The primary focus of mainstream deep learning research is increasing the accuracy of neural networks (NNs). However, in real-world applications, there are often constraints on the latency of the NN's inference. To add to this challenge, many automotive applications must run on edge processors with limited computational power. As a result, practitioners often need to use shallow networks with lower accuracy to avoid latency issues. A potential solution is to quantize the weights and activations of NN models, which makes them feasible on embedded hardware. However, current quantization methods often use random heuristics that require a high computational cost, and typically only target CNN-based models.
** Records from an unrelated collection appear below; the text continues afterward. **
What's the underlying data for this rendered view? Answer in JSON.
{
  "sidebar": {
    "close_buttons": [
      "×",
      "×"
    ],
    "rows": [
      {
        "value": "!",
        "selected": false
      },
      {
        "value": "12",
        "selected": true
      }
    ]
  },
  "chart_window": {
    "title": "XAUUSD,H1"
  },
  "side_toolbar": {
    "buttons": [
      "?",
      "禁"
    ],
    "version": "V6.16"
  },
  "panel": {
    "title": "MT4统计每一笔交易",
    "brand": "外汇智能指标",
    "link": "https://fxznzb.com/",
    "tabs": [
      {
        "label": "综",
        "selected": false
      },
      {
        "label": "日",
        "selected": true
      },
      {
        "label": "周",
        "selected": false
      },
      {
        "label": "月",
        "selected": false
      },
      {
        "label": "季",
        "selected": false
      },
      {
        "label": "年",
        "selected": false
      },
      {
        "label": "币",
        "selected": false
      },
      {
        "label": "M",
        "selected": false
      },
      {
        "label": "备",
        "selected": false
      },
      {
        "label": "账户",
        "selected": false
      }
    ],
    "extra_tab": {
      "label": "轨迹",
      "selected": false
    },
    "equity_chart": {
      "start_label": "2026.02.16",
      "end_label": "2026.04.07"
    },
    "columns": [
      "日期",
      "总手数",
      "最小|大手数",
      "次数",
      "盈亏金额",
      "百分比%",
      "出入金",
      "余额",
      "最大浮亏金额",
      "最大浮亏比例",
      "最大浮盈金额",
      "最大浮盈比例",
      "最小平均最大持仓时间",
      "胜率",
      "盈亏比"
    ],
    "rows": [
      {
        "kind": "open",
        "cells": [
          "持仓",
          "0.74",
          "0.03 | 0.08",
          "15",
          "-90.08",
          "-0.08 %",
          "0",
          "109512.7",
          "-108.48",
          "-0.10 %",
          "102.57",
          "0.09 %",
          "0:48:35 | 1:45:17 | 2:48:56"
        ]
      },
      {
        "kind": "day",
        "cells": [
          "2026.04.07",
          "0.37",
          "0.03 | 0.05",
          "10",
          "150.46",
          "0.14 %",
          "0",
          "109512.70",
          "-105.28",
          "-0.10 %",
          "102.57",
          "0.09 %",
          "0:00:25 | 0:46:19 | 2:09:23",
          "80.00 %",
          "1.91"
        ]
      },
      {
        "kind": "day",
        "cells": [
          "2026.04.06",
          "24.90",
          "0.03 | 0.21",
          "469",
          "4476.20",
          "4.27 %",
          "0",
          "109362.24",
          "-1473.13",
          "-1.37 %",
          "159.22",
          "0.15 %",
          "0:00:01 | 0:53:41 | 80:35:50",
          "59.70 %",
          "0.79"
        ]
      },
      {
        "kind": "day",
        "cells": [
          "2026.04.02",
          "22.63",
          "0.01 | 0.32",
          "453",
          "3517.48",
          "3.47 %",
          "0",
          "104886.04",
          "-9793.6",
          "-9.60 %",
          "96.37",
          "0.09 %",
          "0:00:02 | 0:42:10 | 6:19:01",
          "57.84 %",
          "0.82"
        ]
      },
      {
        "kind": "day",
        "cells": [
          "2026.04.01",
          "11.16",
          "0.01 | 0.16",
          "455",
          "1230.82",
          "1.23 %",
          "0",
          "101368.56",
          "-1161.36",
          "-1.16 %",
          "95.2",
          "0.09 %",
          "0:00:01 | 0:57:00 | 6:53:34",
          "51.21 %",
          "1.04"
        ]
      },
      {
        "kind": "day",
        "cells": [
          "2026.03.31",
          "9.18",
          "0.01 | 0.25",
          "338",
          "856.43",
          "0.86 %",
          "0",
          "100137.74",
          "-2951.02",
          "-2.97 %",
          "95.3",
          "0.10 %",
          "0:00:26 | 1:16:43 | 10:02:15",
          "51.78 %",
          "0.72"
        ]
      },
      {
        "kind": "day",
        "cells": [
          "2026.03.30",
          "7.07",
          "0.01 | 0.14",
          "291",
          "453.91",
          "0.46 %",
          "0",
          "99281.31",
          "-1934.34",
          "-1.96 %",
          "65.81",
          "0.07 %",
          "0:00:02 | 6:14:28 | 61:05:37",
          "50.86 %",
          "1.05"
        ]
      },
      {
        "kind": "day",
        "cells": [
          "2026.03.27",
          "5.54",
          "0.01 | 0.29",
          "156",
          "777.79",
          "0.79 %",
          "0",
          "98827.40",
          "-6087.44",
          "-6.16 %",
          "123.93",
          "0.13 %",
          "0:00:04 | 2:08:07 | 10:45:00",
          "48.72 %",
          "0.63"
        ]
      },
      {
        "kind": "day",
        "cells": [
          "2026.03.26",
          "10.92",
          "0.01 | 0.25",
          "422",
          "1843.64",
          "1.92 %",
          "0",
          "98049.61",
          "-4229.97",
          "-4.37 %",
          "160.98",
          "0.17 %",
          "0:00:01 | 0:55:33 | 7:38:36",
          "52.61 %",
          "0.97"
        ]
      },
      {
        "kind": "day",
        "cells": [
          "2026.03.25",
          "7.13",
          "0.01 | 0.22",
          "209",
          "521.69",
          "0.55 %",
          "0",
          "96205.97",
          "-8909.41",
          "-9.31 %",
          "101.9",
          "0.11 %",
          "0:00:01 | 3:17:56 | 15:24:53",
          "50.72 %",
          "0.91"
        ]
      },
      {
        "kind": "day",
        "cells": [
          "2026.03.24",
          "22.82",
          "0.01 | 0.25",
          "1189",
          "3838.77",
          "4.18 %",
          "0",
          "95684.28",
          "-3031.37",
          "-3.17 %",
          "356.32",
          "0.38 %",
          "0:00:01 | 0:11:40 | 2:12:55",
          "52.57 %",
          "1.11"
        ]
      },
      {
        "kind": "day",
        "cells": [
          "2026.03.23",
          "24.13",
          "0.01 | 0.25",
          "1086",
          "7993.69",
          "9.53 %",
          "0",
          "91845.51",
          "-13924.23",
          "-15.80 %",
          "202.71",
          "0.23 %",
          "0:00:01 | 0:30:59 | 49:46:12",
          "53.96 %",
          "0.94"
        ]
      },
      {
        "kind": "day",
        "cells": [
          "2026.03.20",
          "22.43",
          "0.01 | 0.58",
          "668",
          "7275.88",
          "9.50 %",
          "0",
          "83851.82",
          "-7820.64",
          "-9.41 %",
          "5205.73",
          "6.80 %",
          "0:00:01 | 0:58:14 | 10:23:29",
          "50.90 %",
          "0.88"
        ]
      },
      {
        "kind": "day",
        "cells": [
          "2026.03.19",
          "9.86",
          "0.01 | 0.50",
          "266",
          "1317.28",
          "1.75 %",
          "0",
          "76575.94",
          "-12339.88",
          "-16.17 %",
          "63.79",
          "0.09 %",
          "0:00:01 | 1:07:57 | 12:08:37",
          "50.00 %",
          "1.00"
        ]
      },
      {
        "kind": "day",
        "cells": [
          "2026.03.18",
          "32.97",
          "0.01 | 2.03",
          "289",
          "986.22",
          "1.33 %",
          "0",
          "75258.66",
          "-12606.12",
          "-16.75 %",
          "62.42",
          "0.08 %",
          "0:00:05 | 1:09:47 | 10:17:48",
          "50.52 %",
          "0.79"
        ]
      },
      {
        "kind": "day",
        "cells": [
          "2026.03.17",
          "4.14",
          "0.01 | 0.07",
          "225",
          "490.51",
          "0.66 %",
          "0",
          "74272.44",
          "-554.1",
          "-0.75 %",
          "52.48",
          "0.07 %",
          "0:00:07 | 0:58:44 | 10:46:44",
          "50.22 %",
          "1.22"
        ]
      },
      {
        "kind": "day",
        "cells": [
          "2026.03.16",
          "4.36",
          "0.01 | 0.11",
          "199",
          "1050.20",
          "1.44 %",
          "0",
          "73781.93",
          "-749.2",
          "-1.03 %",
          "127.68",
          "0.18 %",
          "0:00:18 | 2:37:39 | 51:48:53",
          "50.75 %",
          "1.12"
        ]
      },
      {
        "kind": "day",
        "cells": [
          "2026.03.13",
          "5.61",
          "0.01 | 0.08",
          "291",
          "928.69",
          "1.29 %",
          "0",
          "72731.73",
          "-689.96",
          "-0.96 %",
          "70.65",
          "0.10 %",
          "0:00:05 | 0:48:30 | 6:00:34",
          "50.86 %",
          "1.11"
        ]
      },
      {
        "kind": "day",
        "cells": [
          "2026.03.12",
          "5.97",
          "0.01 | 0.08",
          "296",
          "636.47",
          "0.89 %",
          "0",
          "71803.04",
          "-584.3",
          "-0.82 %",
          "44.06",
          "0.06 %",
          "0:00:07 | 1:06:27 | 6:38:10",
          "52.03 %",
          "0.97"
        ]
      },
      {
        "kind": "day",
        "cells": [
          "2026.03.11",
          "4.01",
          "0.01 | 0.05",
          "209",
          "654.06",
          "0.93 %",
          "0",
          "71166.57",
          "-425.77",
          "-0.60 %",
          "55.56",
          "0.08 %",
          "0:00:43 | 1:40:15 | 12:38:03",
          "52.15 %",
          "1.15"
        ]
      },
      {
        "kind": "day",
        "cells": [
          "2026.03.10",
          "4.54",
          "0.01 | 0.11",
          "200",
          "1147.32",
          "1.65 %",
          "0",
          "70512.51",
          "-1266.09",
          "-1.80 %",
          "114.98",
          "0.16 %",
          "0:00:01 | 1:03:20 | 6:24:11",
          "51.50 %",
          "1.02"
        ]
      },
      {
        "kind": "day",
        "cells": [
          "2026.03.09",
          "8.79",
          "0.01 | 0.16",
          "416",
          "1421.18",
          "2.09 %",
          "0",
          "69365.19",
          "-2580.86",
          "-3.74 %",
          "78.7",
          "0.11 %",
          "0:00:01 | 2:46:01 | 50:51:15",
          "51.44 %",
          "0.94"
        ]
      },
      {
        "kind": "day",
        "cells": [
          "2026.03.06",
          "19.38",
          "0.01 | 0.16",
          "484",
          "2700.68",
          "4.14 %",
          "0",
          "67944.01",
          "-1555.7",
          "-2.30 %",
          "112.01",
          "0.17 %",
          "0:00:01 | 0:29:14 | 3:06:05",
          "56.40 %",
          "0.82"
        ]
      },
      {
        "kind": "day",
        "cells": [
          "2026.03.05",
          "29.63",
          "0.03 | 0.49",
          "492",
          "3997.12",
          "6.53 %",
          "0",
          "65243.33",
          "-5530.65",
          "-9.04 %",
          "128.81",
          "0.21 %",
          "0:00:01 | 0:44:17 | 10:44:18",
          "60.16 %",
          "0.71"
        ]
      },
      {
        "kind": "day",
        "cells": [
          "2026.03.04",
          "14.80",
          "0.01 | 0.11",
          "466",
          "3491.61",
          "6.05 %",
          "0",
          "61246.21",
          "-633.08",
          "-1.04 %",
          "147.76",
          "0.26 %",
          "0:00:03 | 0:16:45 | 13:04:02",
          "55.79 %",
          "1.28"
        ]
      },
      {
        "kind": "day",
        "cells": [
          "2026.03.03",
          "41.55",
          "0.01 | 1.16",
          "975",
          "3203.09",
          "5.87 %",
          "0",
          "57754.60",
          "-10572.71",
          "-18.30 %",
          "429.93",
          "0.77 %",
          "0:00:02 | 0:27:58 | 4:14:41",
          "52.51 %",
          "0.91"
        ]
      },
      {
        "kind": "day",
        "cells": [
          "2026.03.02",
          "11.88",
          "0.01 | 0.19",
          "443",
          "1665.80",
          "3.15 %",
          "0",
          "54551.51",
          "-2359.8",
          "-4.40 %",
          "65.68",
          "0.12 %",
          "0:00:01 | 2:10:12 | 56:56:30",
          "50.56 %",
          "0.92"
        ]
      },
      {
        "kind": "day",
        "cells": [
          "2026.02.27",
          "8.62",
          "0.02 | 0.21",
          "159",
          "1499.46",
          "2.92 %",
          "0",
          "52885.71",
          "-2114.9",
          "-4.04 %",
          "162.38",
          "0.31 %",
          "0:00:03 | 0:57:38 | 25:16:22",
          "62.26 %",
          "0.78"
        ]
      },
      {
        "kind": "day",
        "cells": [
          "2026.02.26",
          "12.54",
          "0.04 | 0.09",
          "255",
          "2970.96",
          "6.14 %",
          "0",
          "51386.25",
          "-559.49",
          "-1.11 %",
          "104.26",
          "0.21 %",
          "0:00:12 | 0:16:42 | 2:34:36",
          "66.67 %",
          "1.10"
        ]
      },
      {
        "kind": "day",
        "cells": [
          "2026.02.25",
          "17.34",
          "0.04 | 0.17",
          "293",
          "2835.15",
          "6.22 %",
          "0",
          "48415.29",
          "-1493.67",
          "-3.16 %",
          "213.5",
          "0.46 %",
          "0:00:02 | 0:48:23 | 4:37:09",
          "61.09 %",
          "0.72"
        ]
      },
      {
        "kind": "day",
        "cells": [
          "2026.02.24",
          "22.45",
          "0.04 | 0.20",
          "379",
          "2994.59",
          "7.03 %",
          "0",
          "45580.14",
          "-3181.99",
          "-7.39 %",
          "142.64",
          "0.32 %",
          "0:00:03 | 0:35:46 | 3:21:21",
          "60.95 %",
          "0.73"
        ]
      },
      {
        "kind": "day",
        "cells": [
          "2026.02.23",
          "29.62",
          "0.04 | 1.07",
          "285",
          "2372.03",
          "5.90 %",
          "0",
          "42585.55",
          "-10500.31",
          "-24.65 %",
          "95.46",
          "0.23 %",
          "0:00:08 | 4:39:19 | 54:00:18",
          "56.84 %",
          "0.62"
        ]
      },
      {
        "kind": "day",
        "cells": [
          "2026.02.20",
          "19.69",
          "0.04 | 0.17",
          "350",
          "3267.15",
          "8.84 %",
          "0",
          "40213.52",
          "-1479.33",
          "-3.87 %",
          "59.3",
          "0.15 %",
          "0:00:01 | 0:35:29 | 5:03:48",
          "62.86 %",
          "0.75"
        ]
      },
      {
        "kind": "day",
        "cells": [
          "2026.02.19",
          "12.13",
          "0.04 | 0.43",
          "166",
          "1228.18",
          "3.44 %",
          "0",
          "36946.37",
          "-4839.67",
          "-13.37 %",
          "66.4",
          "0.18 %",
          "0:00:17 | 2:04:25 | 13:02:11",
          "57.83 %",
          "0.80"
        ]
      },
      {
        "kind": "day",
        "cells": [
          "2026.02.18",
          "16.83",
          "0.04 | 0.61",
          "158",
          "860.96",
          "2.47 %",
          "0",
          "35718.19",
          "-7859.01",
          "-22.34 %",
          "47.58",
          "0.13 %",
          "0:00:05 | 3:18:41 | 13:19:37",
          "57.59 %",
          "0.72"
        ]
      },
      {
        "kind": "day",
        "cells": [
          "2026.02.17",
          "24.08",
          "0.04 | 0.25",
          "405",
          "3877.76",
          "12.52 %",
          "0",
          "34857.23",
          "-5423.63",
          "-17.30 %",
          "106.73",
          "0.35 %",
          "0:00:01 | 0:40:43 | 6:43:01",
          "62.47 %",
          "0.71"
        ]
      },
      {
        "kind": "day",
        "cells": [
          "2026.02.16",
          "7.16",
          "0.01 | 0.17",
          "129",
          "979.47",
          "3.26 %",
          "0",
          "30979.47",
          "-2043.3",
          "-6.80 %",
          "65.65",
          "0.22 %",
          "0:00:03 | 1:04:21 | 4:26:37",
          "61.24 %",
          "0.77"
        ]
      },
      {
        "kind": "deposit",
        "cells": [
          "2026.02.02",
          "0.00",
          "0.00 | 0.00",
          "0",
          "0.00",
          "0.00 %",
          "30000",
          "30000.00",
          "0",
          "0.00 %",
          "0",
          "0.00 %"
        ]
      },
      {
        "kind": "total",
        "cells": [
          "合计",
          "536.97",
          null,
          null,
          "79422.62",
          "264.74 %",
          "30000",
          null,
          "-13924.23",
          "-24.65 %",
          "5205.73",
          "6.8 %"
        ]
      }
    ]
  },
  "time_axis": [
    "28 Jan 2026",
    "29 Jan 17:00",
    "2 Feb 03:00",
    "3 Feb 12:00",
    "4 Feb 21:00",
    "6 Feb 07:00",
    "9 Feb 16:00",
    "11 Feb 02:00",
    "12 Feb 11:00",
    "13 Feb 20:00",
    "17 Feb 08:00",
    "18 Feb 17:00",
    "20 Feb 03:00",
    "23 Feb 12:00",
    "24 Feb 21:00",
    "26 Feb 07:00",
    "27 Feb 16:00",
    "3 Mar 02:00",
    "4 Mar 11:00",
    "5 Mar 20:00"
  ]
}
In this project, our goal is to systematically study quantization on various neural architectures and on various applications that are particularly relevant to ADAS/AV. In previous projects, we have developed two Hessian-based quantization frameworks, HAWQ and ZeroQ. We plan to further improve these frameworks by 1) analyzing the challenge of large quantization ranges of activations in state-of-the-art transformer-based vision models, 2) creating a better quantization strategy designed for vision transformers, 3) studying the quantization methods (both PTQ and QAT) for multi-view 3D object detection tasks in autonomous driving, and 4) proposing specially designed quantization techniques to achieve better speedup and stability for BEV (bird-eye-view) models.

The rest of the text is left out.